In the manufacturing industry, equipment maintenance is integral to keeping your company running. If a piece of equipment fails, the downtime is expensive — both in equipment repair costs and lost production time. Depending on how much you produce in an average day, a single hour of downtime can cost you anywhere from $1,000 to $10,000 or more. Monitoring and predictive maintenance can help you keep everything moving smoothly. What role do these two tools play in manufacturing?
Predictive Maintenance vs. Preventive Maintenance
Before we get into predictive maintenance and monitoring, we do need to address a different form of maintenance — preventive. Preventive maintenance is merely the practice of fixing small problems before they become big ones. Changing the oil in your car according to the manufacturer’s recommendations is preventive maintenance. You probably already have a schedule in place for preventive maintenance for each piece of equipment — replacing belts, changing oil or grease and inspecting each moving part for signs of wear and tear that could indicate the beginnings of more significant problems.
Predictive maintenance, especially when paired with monitoring, takes preventive maintenance to a whole new level.

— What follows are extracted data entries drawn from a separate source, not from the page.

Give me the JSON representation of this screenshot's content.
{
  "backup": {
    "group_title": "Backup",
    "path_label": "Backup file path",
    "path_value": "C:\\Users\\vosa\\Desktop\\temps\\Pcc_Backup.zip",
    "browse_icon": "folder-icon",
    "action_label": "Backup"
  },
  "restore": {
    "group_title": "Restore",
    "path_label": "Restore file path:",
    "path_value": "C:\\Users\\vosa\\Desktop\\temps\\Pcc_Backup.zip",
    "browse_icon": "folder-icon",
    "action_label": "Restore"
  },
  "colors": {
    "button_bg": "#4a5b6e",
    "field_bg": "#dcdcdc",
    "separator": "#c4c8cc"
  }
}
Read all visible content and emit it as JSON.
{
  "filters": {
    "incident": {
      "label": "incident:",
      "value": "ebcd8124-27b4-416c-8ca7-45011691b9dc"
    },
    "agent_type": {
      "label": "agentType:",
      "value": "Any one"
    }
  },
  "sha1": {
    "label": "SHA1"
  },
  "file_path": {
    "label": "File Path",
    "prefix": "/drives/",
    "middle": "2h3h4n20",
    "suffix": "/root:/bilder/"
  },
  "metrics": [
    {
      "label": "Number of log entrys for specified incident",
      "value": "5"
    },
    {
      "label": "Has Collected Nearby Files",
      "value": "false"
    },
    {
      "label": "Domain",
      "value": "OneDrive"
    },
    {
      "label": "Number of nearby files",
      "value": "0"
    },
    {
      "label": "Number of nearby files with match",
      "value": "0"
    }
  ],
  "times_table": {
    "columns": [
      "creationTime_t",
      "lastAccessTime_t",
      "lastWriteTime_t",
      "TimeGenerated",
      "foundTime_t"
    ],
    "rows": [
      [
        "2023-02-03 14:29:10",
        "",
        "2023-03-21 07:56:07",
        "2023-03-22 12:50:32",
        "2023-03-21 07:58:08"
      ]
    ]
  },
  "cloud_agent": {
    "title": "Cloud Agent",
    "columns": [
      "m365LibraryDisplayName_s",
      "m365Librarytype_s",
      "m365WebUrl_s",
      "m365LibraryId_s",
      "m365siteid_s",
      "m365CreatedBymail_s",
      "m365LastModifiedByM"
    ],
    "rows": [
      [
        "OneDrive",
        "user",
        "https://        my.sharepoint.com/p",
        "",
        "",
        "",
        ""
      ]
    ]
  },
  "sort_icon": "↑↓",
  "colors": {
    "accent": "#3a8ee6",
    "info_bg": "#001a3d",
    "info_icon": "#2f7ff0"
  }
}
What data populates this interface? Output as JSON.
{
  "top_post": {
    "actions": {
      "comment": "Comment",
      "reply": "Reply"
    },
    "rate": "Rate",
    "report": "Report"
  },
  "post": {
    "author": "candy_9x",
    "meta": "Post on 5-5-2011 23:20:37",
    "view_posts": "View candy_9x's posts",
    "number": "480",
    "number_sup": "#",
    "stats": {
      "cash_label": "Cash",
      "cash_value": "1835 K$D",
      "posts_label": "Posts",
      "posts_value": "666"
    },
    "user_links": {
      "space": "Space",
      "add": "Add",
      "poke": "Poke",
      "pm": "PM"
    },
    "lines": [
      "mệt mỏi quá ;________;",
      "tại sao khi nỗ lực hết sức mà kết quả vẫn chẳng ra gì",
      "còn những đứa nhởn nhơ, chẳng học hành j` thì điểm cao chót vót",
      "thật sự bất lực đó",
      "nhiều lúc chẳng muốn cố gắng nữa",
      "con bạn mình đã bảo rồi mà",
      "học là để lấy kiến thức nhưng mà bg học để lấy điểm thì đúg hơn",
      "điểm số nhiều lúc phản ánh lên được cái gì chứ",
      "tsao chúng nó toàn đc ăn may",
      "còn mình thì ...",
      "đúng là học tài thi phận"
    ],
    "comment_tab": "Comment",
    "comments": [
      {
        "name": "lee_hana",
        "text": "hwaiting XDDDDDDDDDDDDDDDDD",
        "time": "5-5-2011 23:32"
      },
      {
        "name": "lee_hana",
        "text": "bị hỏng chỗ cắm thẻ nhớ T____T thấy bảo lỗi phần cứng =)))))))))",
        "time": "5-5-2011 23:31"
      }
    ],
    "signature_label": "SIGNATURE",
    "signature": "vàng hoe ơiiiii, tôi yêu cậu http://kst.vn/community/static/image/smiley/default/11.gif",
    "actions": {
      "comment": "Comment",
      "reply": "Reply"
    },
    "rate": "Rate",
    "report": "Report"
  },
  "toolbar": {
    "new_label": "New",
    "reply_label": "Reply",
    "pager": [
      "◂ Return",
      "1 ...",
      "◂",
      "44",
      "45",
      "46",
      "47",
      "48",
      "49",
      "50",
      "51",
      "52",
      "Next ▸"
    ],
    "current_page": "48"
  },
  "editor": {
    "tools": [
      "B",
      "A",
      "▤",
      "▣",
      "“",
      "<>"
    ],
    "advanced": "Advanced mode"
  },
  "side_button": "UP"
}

What Is Predictive Maintenance?
You most likely already have a maintenance schedule in place for going over each piece of machinery on your production floor to help keep everything running. Each piece has its manufacturer-recommended maintenance schedule, and keeping up with that can prevent any unscheduled downtime. Sometimes, though, equipment fails. What if you could predict those failures and fix the problems before they take your production floor offline?
That’s where predictive maintenance comes in.
A predictive maintenance algorithm examines your maintenance and repair history, using data you’ve collected over months or years. It’s programmed to look for patterns human observers might miss. These patterns can indicate when a piece of equipment might fail outside its regular maintenance schedule. With enough information, these programs can even predict future failures.